Quase 4.000 pessoas assinaram uma carta aberta solicitando que a Christie’s, com sede em Nova York, cancele uma próxima venda destinada exclusivamente a obras de arte geradas por inteligência artificial (IA) — um evento inédito para uma importante casa de leilões. Os opositores argumentam que os algoritmos utilizados por esses programas, que criam obras digitais por meio da IA generativa, se baseiam em criações protegidas por direitos autorais, configurando uma forma de exploração do trabalho dos artistas humanos. A petição online começou a circular no sábado, um dia após o anúncio do leilão Christie’s Augmented Intelligence. A casa de leilões prevê arrecadar mais de US$ 600.000 (cerca de R$ 3,4 milhões, com a cotação atual) e a venda incluirá peças de artistas como Refik Anadol, Harold Cohen, Holly Herndon, Mat Dryhurst, Alexander Reben e Claire Silver. Com mais de 20 lotes, a venda abrange obras de cinco décadas, e cerca de um quarto delas são criações digitais nativas, como tokens não fungíveis (NFTs), de acordo com informações da Christie’s. Dentre os outros itens do leilão, haverá caixas de luz, telas, esculturas, pinturas e gravuras. Os lances terão início em 20 de fevereiro e seguirão até 5 de março.

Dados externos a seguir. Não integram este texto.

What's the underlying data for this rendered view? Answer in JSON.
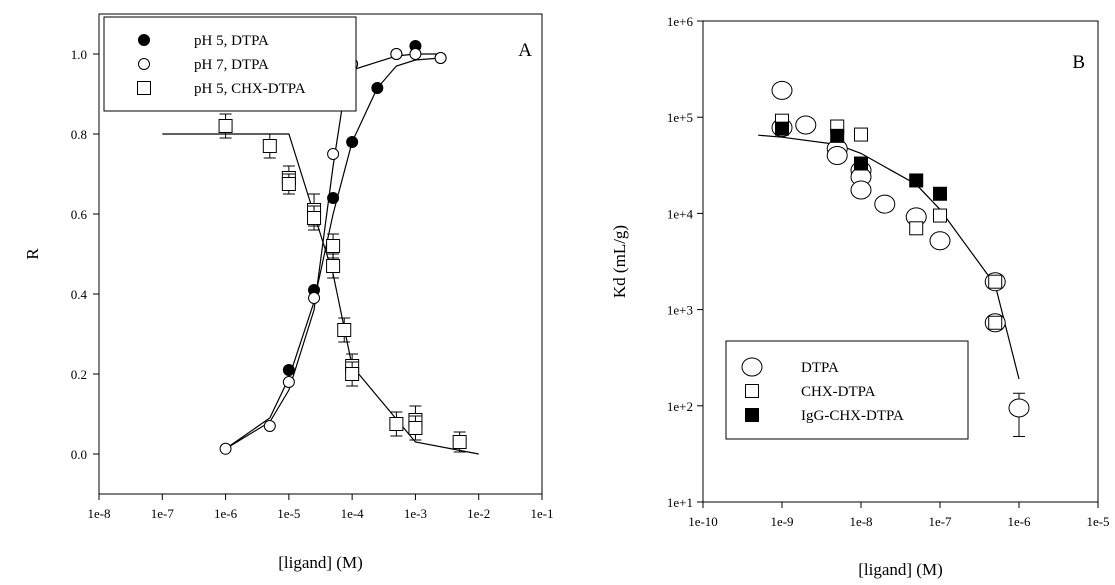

No momento em que a carta foi divulgada, ela contava com 3.936 assinaturas. Os signatários principalmente questionam os modelos de IA utilizados para desenvolver algumas das obras listadas no leilão, afirmando que esses modelos foram alimentados com criações protegidas por direitos autorais, sem o consentimento de seus autores. “Esses modelos e as empresas responsáveis por eles estão explorando artistas humanos, utilizando suas obras sem permissão ou remuneração para desenvolver produtos comerciais de IA que competem com eles”, argumenta a carta. “Apoiar esses modelos e os indivíduos que os utilizam recompensa e estimula ainda mais o roubo em massa do trabalho dos artistas humanas pelas empresas de IA.” O emprego de criações protegidas por direitos autorais para treinar modelos de IA que alimentam ferramentas como Midjourney, Stable Diffusion e Dall-E já resultou em processos contra as empresas que desenvolvem esse software. Artistas afirmam que suas obras foram usadas para treinar esses modelos sem a devida permissão ou compensação financeira. As empresas de tecnologia defendem-se citando o conceito de uso justo, que permite a utilização de certos materiais protegidos por direitos autorais sem autorização em determinadas situações.
O diretor-executivo da Fairly Trained, uma organização sem fins lucrativos que certifica empresas de IA generativa para garantir fontes de dados mais justas, questionou a Christie’s no X, antigo Twitter: “Por que a Christie’s está endossando esses modelos ao ajudar a vender essas obras por dezenas ou até centenas de milhares de dólares, enquanto esses modelos estão contribuindo diretamente para o empobrecimento de tantos artistas dos quais se apropriaram?” A carta é endereçada a Nicole Sales Giles e Sebastian Sanchez, especialistas em arte digital da Christie’s, que estão à frente do leilão. Um porta-voz da casa de leilões declarou ao The Art Newspaper: “Os artistas representados nesta venda possuem práticas artísticas multidisciplinares sólidas e alguns são reconhecidos em importantes coleções de museus. As obras deste leilão utilizam inteligência artificial para aperfeiçoar seus trabalhos.”
Na obra “Emerging Faces” de Pindar Van Arman, dois agentes de IA colaboram na criação da peça. “Um dos agentes emprega IA generativa para produzir imagens e pintar rostos; o outro interrompe o processo ao identificar a imagem como um rosto humano”, esclareceu a Christie’s em uma declaração. Sarp Kerem Yavuz, um artista que ocasionalmente utiliza IA em sua prática, e cujo trabalho está incluído na venda da Christie’s (além de ser colaborador do The Art Newspaper), afirma que a noção de que a arte gerada por IA se configura como roubo se baseia em um mal-entendido sobre os conjuntos de dados utilizados nesses processos. “A maioria das imagens geradas por IA resulta da combinação de milhões — realmente milhões — de imagens, o que implica que nenhum artista pode alegar que uma imagem de um prado, um cavaleiro heroico, um gato ou uma flor foi inspirada em sua criação específica”, escreveu em sua declaração. “As imagens geradas por IA refletem a inspiração humana de várias maneiras — elas apenas são mais eficientes no processamento das informações.”
Com o avanço da tecnologia de IA e sua crescente integração no cotidiano, as leis referentes a direitos autorais e uso justo estão tendo dificuldades para acompanhar essa evolução. No mês passado, o Escritório de Direitos Autorais dos EUA decidiu que artistas podem proteger trabalhos que criaram utilizando ferramentas de IA, mas que “material puramente gerado por IA” não é elegível para proteção.